Maria van Hongarië, bijgenaamd de ‘jagheresse’, dezelfde vorstin die zich een deel van het jachtsaisoen te Turnhout ging verlustigen en daar op het kasteel - de tegenwoordige rechtbank en gevangenis - verbleef, had zich in de meest dichterlijke landstreek tusschen Charleroi en Bergen, en wel in de gemeente Morlanwelz, een prachtig kasteel doen bouwen.
Dit vorstelijk verblijf in den stijl der renaissance, werd, op gegeven oogenblik, de verzamelplaats van al wat het kleine hof der zuster van Karel V, te Brussel voornaam en levenslustig telde.
Mariemont was in een der schilderachtigste streken van België gelegen; terecht mocht men dit verblijf een aardsch paradijs noemen.
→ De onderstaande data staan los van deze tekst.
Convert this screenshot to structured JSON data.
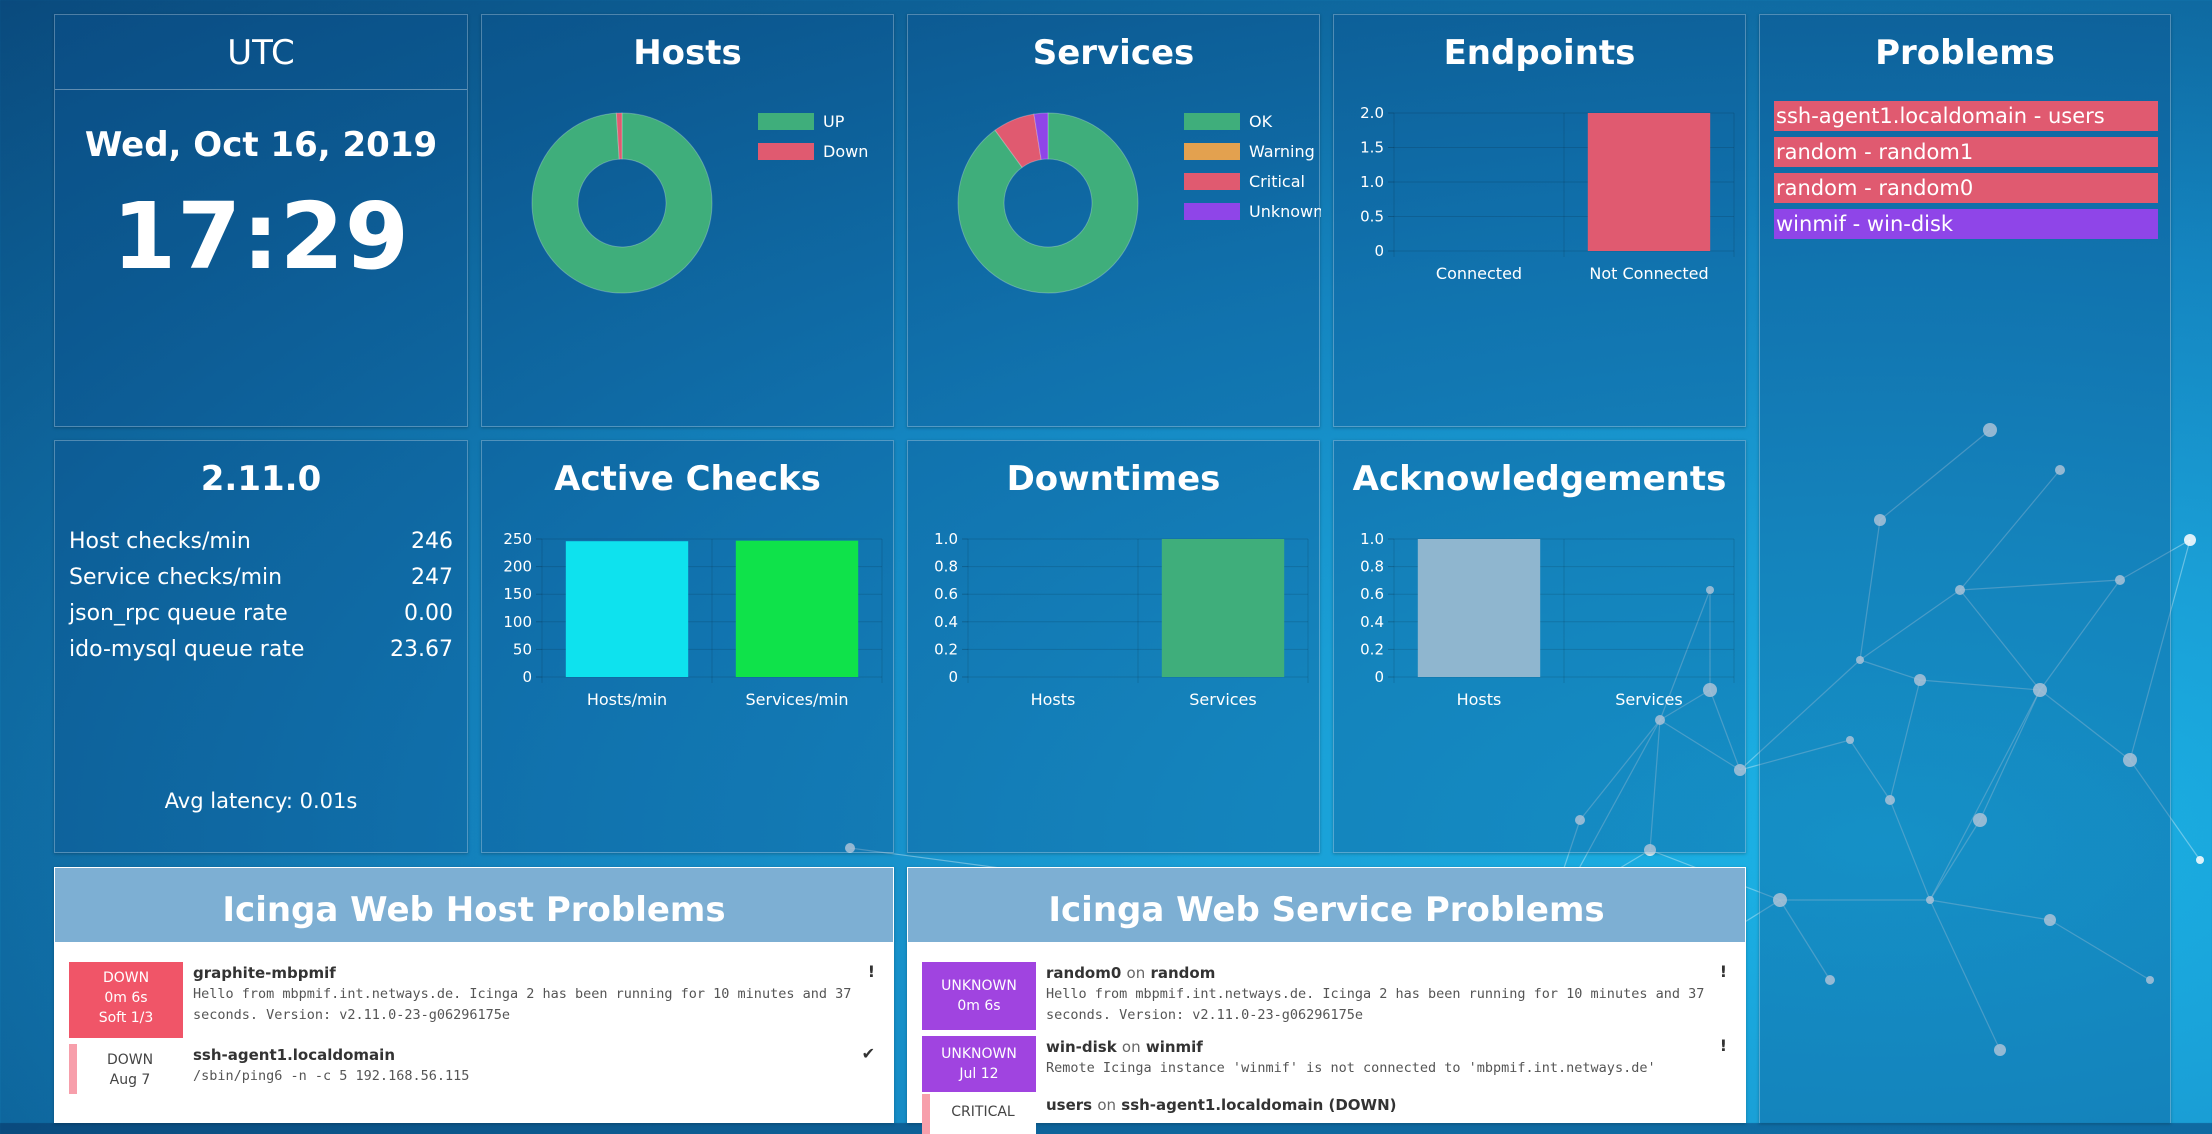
{
  "clock": {
    "title": "UTC",
    "date": "Wed, Oct 16, 2019",
    "time": "17:29"
  },
  "version": {
    "title": "2.11.0",
    "stats": [
      {
        "label": "Host checks/min",
        "value": "246"
      },
      {
        "label": "Service checks/min",
        "value": "247"
      },
      {
        "label": "json_rpc queue rate",
        "value": "0.00"
      },
      {
        "label": "ido-mysql queue rate",
        "value": "23.67"
      }
    ],
    "latency": "Avg latency: 0.01s"
  },
  "hosts": {
    "title": "Hosts",
    "chart_data": {
      "type": "pie",
      "donut": true,
      "labels": [
        "UP",
        "Down"
      ],
      "values": [
        99,
        1
      ],
      "colors": [
        "#3fae7b",
        "#e05a70"
      ]
    }
  },
  "services": {
    "title": "Services",
    "chart_data": {
      "type": "pie",
      "donut": true,
      "labels": [
        "OK",
        "Warning",
        "Critical",
        "Unknown"
      ],
      "values": [
        90,
        0,
        7.5,
        2.5
      ],
      "colors": [
        "#3fae7b",
        "#e3a14f",
        "#e05a70",
        "#8f45e8"
      ]
    }
  },
  "endpoints": {
    "title": "Endpoints",
    "chart_data": {
      "type": "bar",
      "categories": [
        "Connected",
        "Not Connected"
      ],
      "values": [
        0,
        2
      ],
      "colors": [
        "#e05a70",
        "#e05a70"
      ],
      "ylim": [
        0,
        2
      ],
      "yticks": [
        "2.0",
        "1.5",
        "1.0",
        "0.5",
        "0"
      ],
      "tickvals": [
        2,
        1.5,
        1,
        0.5,
        0
      ]
    }
  },
  "active_checks": {
    "title": "Active Checks",
    "chart_data": {
      "type": "bar",
      "categories": [
        "Hosts/min",
        "Services/min"
      ],
      "values": [
        246,
        247
      ],
      "colors": [
        "#0ee2ee",
        "#0fe24a"
      ],
      "ylim": [
        0,
        250
      ],
      "yticks": [
        "250",
        "200",
        "150",
        "100",
        "50",
        "0"
      ],
      "tickvals": [
        250,
        200,
        150,
        100,
        50,
        0
      ]
    }
  },
  "downtimes": {
    "title": "Downtimes",
    "chart_data": {
      "type": "bar",
      "categories": [
        "Hosts",
        "Services"
      ],
      "values": [
        0,
        1
      ],
      "colors": [
        "#3fae7b",
        "#3fae7b"
      ],
      "ylim": [
        0,
        1
      ],
      "yticks": [
        "1.0",
        "0.8",
        "0.6",
        "0.4",
        "0.2",
        "0"
      ],
      "tickvals": [
        1,
        0.8,
        0.6,
        0.4,
        0.2,
        0
      ]
    }
  },
  "acknowledgements": {
    "title": "Acknowledgements",
    "chart_data": {
      "type": "bar",
      "categories": [
        "Hosts",
        "Services"
      ],
      "values": [
        1,
        0
      ],
      "colors": [
        "#8fb6cf",
        "#8fb6cf"
      ],
      "ylim": [
        0,
        1
      ],
      "yticks": [
        "1.0",
        "0.8",
        "0.6",
        "0.4",
        "0.2",
        "0"
      ],
      "tickvals": [
        1,
        0.8,
        0.6,
        0.4,
        0.2,
        0
      ]
    }
  },
  "problems": {
    "title": "Problems",
    "items": [
      {
        "label": "ssh-agent1.localdomain - users",
        "color": "#e05a70"
      },
      {
        "label": "random - random1",
        "color": "#e05a70"
      },
      {
        "label": "random - random0",
        "color": "#e05a70"
      },
      {
        "label": "winmif - win-disk",
        "color": "#8f45e8"
      }
    ]
  },
  "host_problems": {
    "title": "Icinga Web Host Problems",
    "rows": [
      {
        "state": "DOWN",
        "line2": "0m 6s",
        "line3": "Soft 1/3",
        "name": "graphite-mbpmif",
        "output": "Hello from mbpmif.int.netways.de. Icinga 2 has been running for 10 minutes and 37 seconds. Version: v2.11.0-23-g06296175e",
        "mark": "!"
      },
      {
        "state": "DOWN",
        "line2": "Aug 7",
        "name": "ssh-agent1.localdomain",
        "output": "/sbin/ping6 -n -c 5 192.168.56.115",
        "mark": "✔"
      }
    ]
  },
  "service_problems": {
    "title": "Icinga Web Service Problems",
    "on": "on",
    "rows": [
      {
        "state": "UNKNOWN",
        "line2": "0m 6s",
        "service": "random0",
        "host": "random",
        "output": "Hello from mbpmif.int.netways.de. Icinga 2 has been running for 10 minutes and 37 seconds. Version: v2.11.0-23-g06296175e",
        "mark": "!"
      },
      {
        "state": "UNKNOWN",
        "line2": "Jul 12",
        "service": "win-disk",
        "host": "winmif",
        "output": "Remote Icinga instance 'winmif' is not connected to 'mbpmif.int.netways.de'",
        "mark": "!"
      },
      {
        "state": "CRITICAL",
        "service": "users",
        "host": "ssh-agent1.localdomain (DOWN)"
      }
    ]
  }
}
In 1554 werd het, juist omdat Maria van Hongarië het zoo lief had, door de troepen van Hendrik II, koning van Frankrijk, teenemaal afgebrand. Doet niet aan anderen wat gij niet wilt dat u geschiede! Het afbranden van Mariemont was het antwoord dat Hendrik II gaf, op het afbranden, door de troepen der gouvernante, of beter gezegd van haren broeder, van zijn kasteel te Folembray.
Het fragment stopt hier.